И вот служит солдатик в Красной Армии, голодает. Фурункулез, грибок, вонь. На стрельбище не водят. Матчасть не изучают. ОФП не занимаются. Раз в неделю в караул — склад охранять. А есть там что охранять-то? Не все еще сперли? А в промежутках — казарму драить. «Это и есть — священный долг?» — думает солдатик. Сторож и уборщица… Зачем?
Я, слава богу, в войсках провел всего месяц. Это были сборы после окончания военной кафедры МГУ, где нас учили спецпропаганде. На войне, если б таковая случилась, мне предстояло убеждать служащих бундесвера, что им лучше поскорей сдаться в плен.
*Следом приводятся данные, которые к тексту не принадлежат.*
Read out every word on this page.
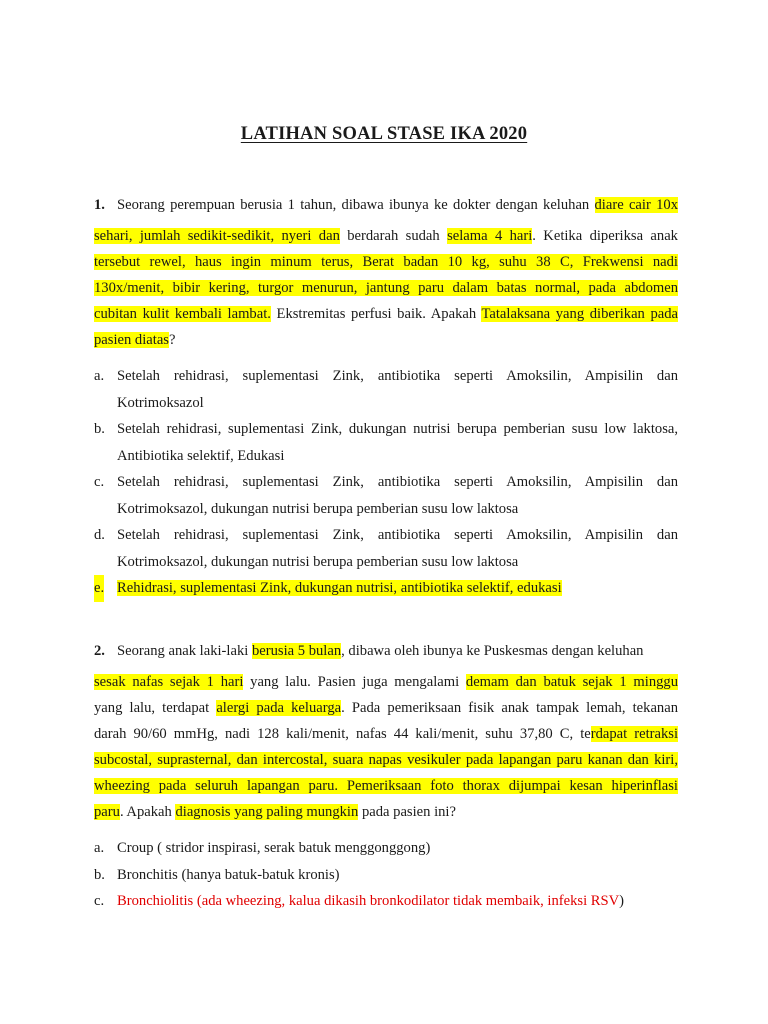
LATIHAN SOAL STASE IKA 2020
1. Seorang perempuan berusia 1 tahun, dibawa ibunya ke dokter dengan keluhan diare cair 10x
sehari, jumlah sedikit-sedikit, nyeri dan berdarah sudah selama 4 hari. Ketika diperiksa anak
tersebut rewel, haus ingin minum terus, Berat badan 10 kg, suhu 38 C, Frekwensi nadi
130x/menit, bibir kering, turgor menurun, jantung paru dalam batas normal, pada abdomen
cubitan kulit kembali lambat. Ekstremitas perfusi baik. Apakah Tatalaksana yang diberikan pada
pasien diatas?
a. Setelah rehidrasi, suplementasi Zink, antibiotika seperti Amoksilin, Ampisilin dan Kotrimoksazol
b. Setelah rehidrasi, suplementasi Zink, dukungan nutrisi berupa pemberian susu low laktosa, Antibiotika selektif, Edukasi
c. Setelah rehidrasi, suplementasi Zink, antibiotika seperti Amoksilin, Ampisilin dan Kotrimoksazol, dukungan nutrisi berupa pemberian susu low laktosa
d. Setelah rehidrasi, suplementasi Zink, antibiotika seperti Amoksilin, Ampisilin dan Kotrimoksazol, dukungan nutrisi berupa pemberian susu low laktosa
e. Rehidrasi, suplementasi Zink, dukungan nutrisi, antibiotika selektif, edukasi
2. Seorang anak laki-laki berusia 5 bulan, dibawa oleh ibunya ke Puskesmas dengan keluhan
sesak nafas sejak 1 hari yang lalu. Pasien juga mengalami demam dan batuk sejak 1 minggu
yang lalu, terdapat alergi pada keluarga. Pada pemeriksaan fisik anak tampak lemah, tekanan
darah 90/60 mmHg, nadi 128 kali/menit, nafas 44 kali/menit, suhu 37,80 C, terdapat retraksi
subcostal, suprasternal, dan intercostal, suara napas vesikuler pada lapangan paru kanan dan kiri,
wheezing pada seluruh lapangan paru. Pemeriksaan foto thorax dijumpai kesan hiperinflasi
paru. Apakah diagnosis yang paling mungkin pada pasien ini?
a. Croup ( stridor inspirasi, serak batuk menggonggong)
b. Bronchitis (hanya batuk-batuk kronis)
c. Bronchiolitis (ada wheezing, kalua dikasih bronkodilator tidak membaik, infeksi RSV)
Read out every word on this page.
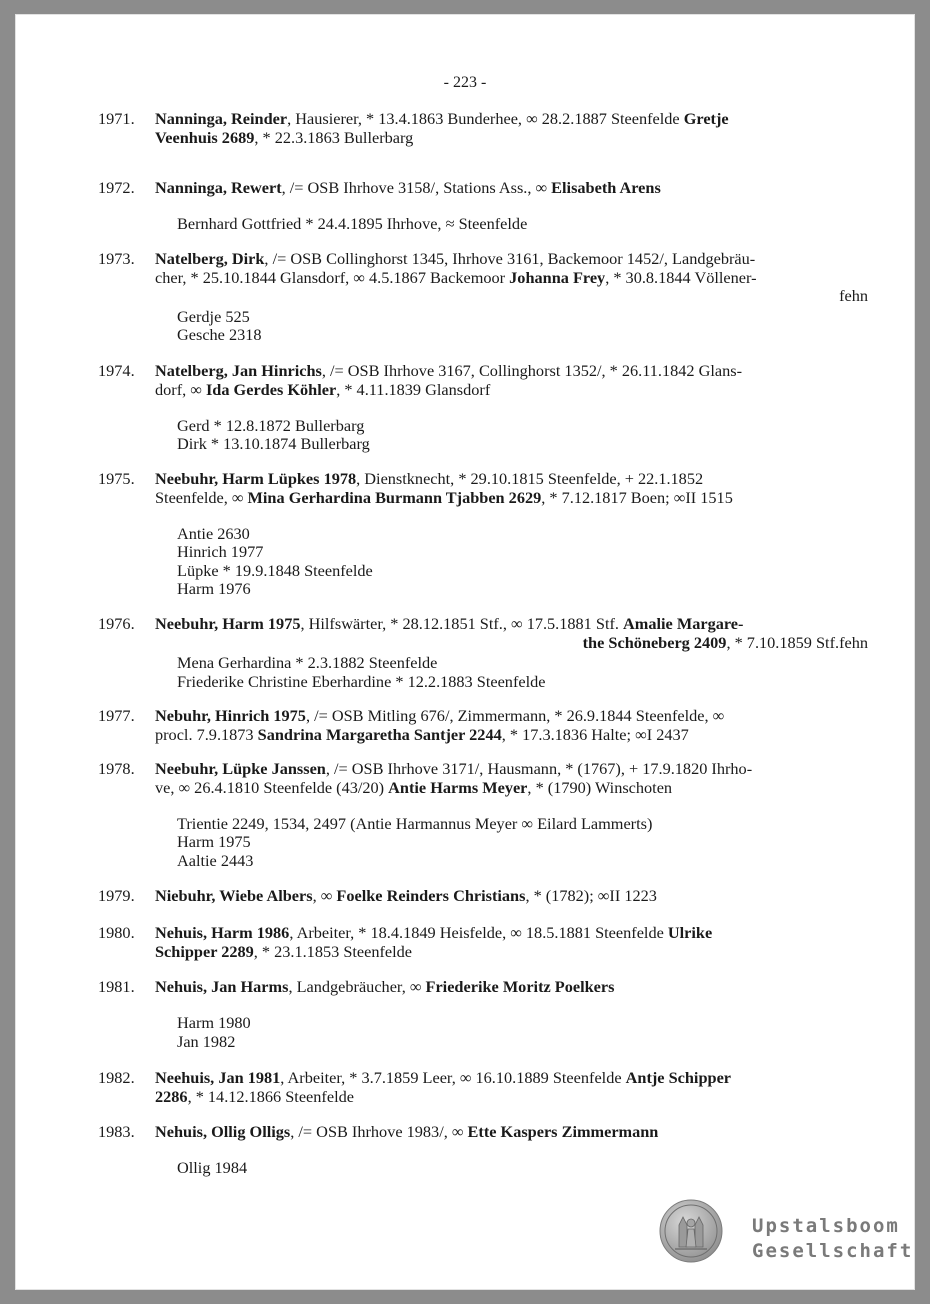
- 223 -
1971. Nanninga, Reinder, Hausierer, * 13.4.1863 Bunderhee, ∞ 28.2.1887 Steenfelde Gretje
Veenhuis 2689, * 22.3.1863 Bullerbarg
1972. Nanninga, Rewert, /= OSB Ihrhove 3158/, Stations Ass., ∞ Elisabeth Arens
Bernhard Gottfried * 24.4.1895 Ihrhove, ≈ Steenfelde
1973. Natelberg, Dirk, /= OSB Collinghorst 1345, Ihrhove 3161, Backemoor 1452/, Landgebräu-
cher, * 25.10.1844 Glansdorf, ∞ 4.5.1867 Backemoor Johanna Frey, * 30.8.1844 Völlener-
fehn
Gerdje 525
Gesche 2318
1974. Natelberg, Jan Hinrichs, /= OSB Ihrhove 3167, Collinghorst 1352/, * 26.11.1842 Glans-
dorf, ∞ Ida Gerdes Köhler, * 4.11.1839 Glansdorf
Gerd * 12.8.1872 Bullerbarg
Dirk * 13.10.1874 Bullerbarg
1975. Neebuhr, Harm Lüpkes 1978, Dienstknecht, * 29.10.1815 Steenfelde, + 22.1.1852
Steenfelde, ∞ Mina Gerhardina Burmann Tjabben 2629, * 7.12.1817 Boen; ∞II 1515
Antie 2630
Hinrich 1977
Lüpke * 19.9.1848 Steenfelde
Harm 1976
1976. Neebuhr, Harm 1975, Hilfswärter, * 28.12.1851 Stf., ∞ 17.5.1881 Stf. Amalie Margare-
the Schöneberg 2409, * 7.10.1859 Stf.fehn
Mena Gerhardina * 2.3.1882 Steenfelde
Friederike Christine Eberhardine * 12.2.1883 Steenfelde
1977. Nebuhr, Hinrich 1975, /= OSB Mitling 676/, Zimmermann, * 26.9.1844 Steenfelde, ∞
procl. 7.9.1873 Sandrina Margaretha Santjer 2244, * 17.3.1836 Halte; ∞I 2437
1978. Neebuhr, Lüpke Janssen, /= OSB Ihrhove 3171/, Hausmann, * (1767), + 17.9.1820 Ihrho-
ve, ∞ 26.4.1810 Steenfelde (43/20) Antie Harms Meyer, * (1790) Winschoten
Trientie 2249, 1534, 2497 (Antie Harmannus Meyer ∞ Eilard Lammerts)
Harm 1975
Aaltie 2443
1979. Niebuhr, Wiebe Albers, ∞ Foelke Reinders Christians, * (1782); ∞II 1223
1980. Nehuis, Harm 1986, Arbeiter, * 18.4.1849 Heisfelde, ∞ 18.5.1881 Steenfelde Ulrike
Schipper 2289, * 23.1.1853 Steenfelde
1981. Nehuis, Jan Harms, Landgebräucher, ∞ Friederike Moritz Poelkers
Harm 1980
Jan 1982
1982. Neehuis, Jan 1981, Arbeiter, * 3.7.1859 Leer, ∞ 16.10.1889 Steenfelde Antje Schipper
2286, * 14.12.1866 Steenfelde
1983. Nehuis, Ollig Olligs, /= OSB Ihrhove 1983/, ∞ Ette Kaspers Zimmermann
Ollig 1984
Upstalsboom
Gesellschaft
Аргументы предлагались такие:
1. Неизбежность победы СССР.
2. Преимущества социалистического строя.
3. Сохранение пленным жизни и возвращение на родину после войны.
4. Офицер в плену освобождается от общих работ — если при сдаче честно признался, что офицер. Если же он сначала на всякий случай перестраховался и представился рядовым, а потом, увидев, как другие офицеры культурно отдыхают в бараке, пока личный состав пашет в шахте или роет окопы, начинает доказывать, что он настоящий полковник, — ничто ему не поможет: Женевская конвенция учит нас, что такой человек весь свой срок будет пахать бок о бок с нижними чинами.
5. Еще один весомый аргумент. Офицер, если ему по форме одежды положено холодное оружие, не расстанется с ним и в лагере. Так, морской офицер сможет чистить ногти кортиком, а у кавалериста будет замечательная возможность табельной саблей рубить колбасу.
Все эти соображения мы собирались в случае чего донести до супостата посредством листовок или радиопередач.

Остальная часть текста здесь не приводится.